Sunday, December 11, 2011

Week 1: What is Marketing

I graduated with MS and PhD degrees in Electrical Engineering and have been working in R&D at a wireless telecommunications company since then. My company was found in 1975 by five engineers and it had managed by engineers. When I joined the company five years ago, the company had 35 employees, most of which are engineers and technicians. Although the company had a marketing department, there were only few people in the marketing department and the focus was on sales and customer services. The company’s marketing was driven by engineering, and the products were engineered based on the customers’ specific demands. The major role of marketing was only to advertise and sell products and provide supports to customers. And that how I saw what marketing in a technology company was.
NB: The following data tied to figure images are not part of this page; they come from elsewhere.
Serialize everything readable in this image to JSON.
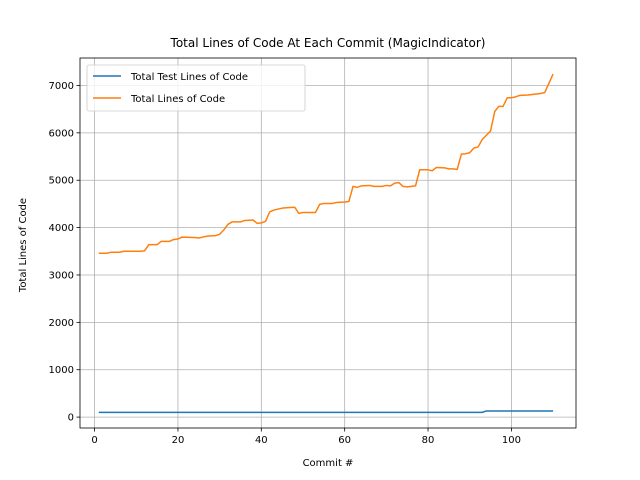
{
  "chart_data": {
    "type": "line",
    "title": "Total Lines of Code At Each Commit (MagicIndicator)",
    "xlabel": "Commit #",
    "ylabel": "Total Lines of Code",
    "xlim": [
      -3.5,
      115.5
    ],
    "ylim": [
      -230,
      7580
    ],
    "xticks": [
      0,
      20,
      40,
      60,
      80,
      100
    ],
    "yticks": [
      0,
      1000,
      2000,
      3000,
      4000,
      5000,
      6000,
      7000
    ],
    "grid": true,
    "legend_position": "upper-left",
    "series": [
      {
        "name": "Total Test Lines of Code",
        "color": "#1f77b4",
        "points": [
          [
            1,
            100
          ],
          [
            93,
            100
          ],
          [
            94,
            130
          ],
          [
            110,
            130
          ]
        ]
      },
      {
        "name": "Total Lines of Code",
        "color": "#ff7f0e",
        "points": [
          [
            1,
            3460
          ],
          [
            3,
            3460
          ],
          [
            4,
            3480
          ],
          [
            6,
            3480
          ],
          [
            7,
            3500
          ],
          [
            11,
            3500
          ],
          [
            12,
            3510
          ],
          [
            13,
            3640
          ],
          [
            15,
            3640
          ],
          [
            16,
            3710
          ],
          [
            18,
            3710
          ],
          [
            19,
            3750
          ],
          [
            20,
            3760
          ],
          [
            21,
            3800
          ],
          [
            24,
            3790
          ],
          [
            25,
            3780
          ],
          [
            26,
            3800
          ],
          [
            27,
            3820
          ],
          [
            29,
            3830
          ],
          [
            30,
            3860
          ],
          [
            31,
            3950
          ],
          [
            32,
            4070
          ],
          [
            33,
            4120
          ],
          [
            35,
            4120
          ],
          [
            36,
            4150
          ],
          [
            38,
            4160
          ],
          [
            39,
            4090
          ],
          [
            40,
            4100
          ],
          [
            41,
            4130
          ],
          [
            42,
            4330
          ],
          [
            43,
            4370
          ],
          [
            45,
            4410
          ],
          [
            46,
            4420
          ],
          [
            48,
            4430
          ],
          [
            49,
            4300
          ],
          [
            50,
            4320
          ],
          [
            53,
            4320
          ],
          [
            54,
            4490
          ],
          [
            55,
            4510
          ],
          [
            57,
            4510
          ],
          [
            58,
            4530
          ],
          [
            60,
            4540
          ],
          [
            61,
            4550
          ],
          [
            62,
            4870
          ],
          [
            63,
            4850
          ],
          [
            64,
            4880
          ],
          [
            66,
            4890
          ],
          [
            67,
            4870
          ],
          [
            69,
            4870
          ],
          [
            70,
            4890
          ],
          [
            71,
            4880
          ],
          [
            72,
            4940
          ],
          [
            73,
            4950
          ],
          [
            74,
            4870
          ],
          [
            75,
            4860
          ],
          [
            77,
            4880
          ],
          [
            78,
            5220
          ],
          [
            80,
            5220
          ],
          [
            81,
            5200
          ],
          [
            82,
            5270
          ],
          [
            84,
            5260
          ],
          [
            85,
            5240
          ],
          [
            86,
            5240
          ],
          [
            87,
            5230
          ],
          [
            88,
            5550
          ],
          [
            89,
            5560
          ],
          [
            90,
            5580
          ],
          [
            91,
            5680
          ],
          [
            92,
            5700
          ],
          [
            93,
            5860
          ],
          [
            94,
            5950
          ],
          [
            95,
            6040
          ],
          [
            96,
            6450
          ],
          [
            97,
            6560
          ],
          [
            98,
            6560
          ],
          [
            99,
            6740
          ],
          [
            100,
            6740
          ],
          [
            101,
            6760
          ],
          [
            102,
            6790
          ],
          [
            104,
            6800
          ],
          [
            105,
            6810
          ],
          [
            107,
            6830
          ],
          [
            108,
            6850
          ],
          [
            110,
            7240
          ]
        ]
      }
    ]
  }
}
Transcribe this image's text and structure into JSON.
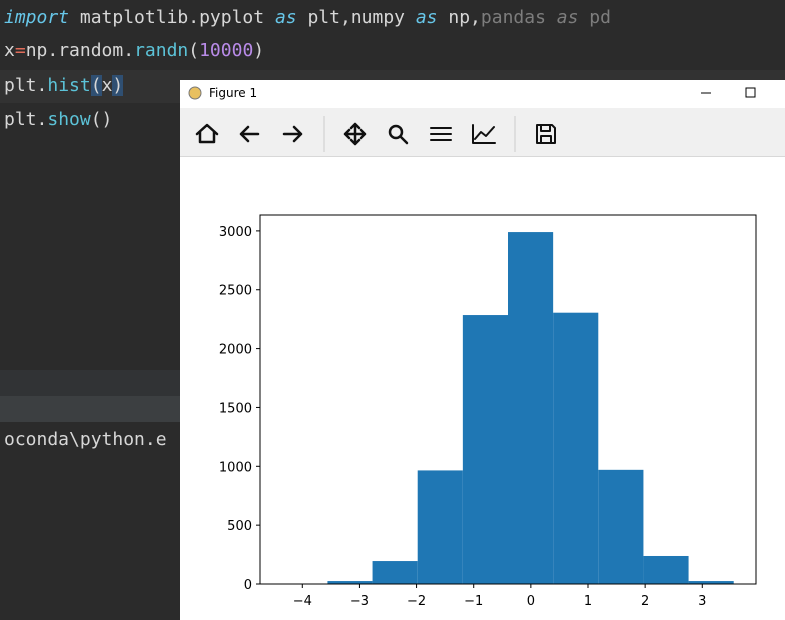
{
  "editor": {
    "lines": [
      [
        "import",
        " matplotlib.pyplot ",
        "as",
        " plt,numpy ",
        "as",
        " np,",
        "pandas ",
        "as",
        " pd"
      ],
      [
        "x",
        "=",
        "np.random.",
        "randn",
        "(",
        "10000",
        ")"
      ],
      [
        "plt.",
        "hist",
        "(",
        "x",
        ")"
      ],
      [
        "plt.",
        "show",
        "()"
      ]
    ],
    "console": "oconda\\python.e"
  },
  "window": {
    "title": "Figure 1"
  },
  "chart_data": {
    "type": "histogram",
    "bins": [
      -4.35,
      -3.56,
      -2.77,
      -1.98,
      -1.19,
      -0.4,
      0.39,
      1.18,
      1.97,
      2.76,
      3.55
    ],
    "values": [
      2,
      25,
      195,
      965,
      2285,
      2990,
      2305,
      970,
      238,
      25
    ],
    "color": "#1f77b4",
    "xlim": [
      -4.74,
      3.94
    ],
    "xticks": [
      {
        "value": -4,
        "label": "−4"
      },
      {
        "value": -3,
        "label": "−3"
      },
      {
        "value": -2,
        "label": "−2"
      },
      {
        "value": -1,
        "label": "−1"
      },
      0,
      1,
      2,
      3
    ],
    "ylim": [
      0,
      3135
    ],
    "yticks": [
      0,
      500,
      1000,
      1500,
      2000,
      2500,
      3000
    ]
  }
}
Glancing at the “Marketing Myopia” article summary, I started to realize that there is more in marketing than what I experienced at the company. Myth 4 in the article caught my first attention. Organizing the company around the technology is pretty close to what my company had been doing. So what really is marketing? I asked myself and found that what I knew about marketing was very limited.
So my objective for the first week is to better understand what marketing is. I studied Chapter 1 of the marketing plan handbook, read the marketing myopia article, and then reviewed the videos by Jeff Bezos and by Professor Talbott.
The main point I have learned from the materials is that marketing planning is a cyclical process that consistently focuses on consumer benefits. Focusing on consumer benefits means that the purpose of a business is to serve the consumer, not to make products! Being a cyclical process means that no marketing is ever really final. As the customer needs change over time, we need to learn, adjust, and do new things consistently to ensure that the marketing plan serves the customer needs.
Another key learning point that opens my perspective of marketing is that satisfying customer needs drives the products, not the other way around. The key to business success is to define the business around the customer needs (not the products) and focus on meeting customer needs rather than selling products. This way of thinking helps me understand my company’s business better. We produce data radios, but our business is really telecommunications. What customers need is communication path between their applications. Any mean of telecommunications (e.g. cellular, satellite, optical communications) would be in the same business.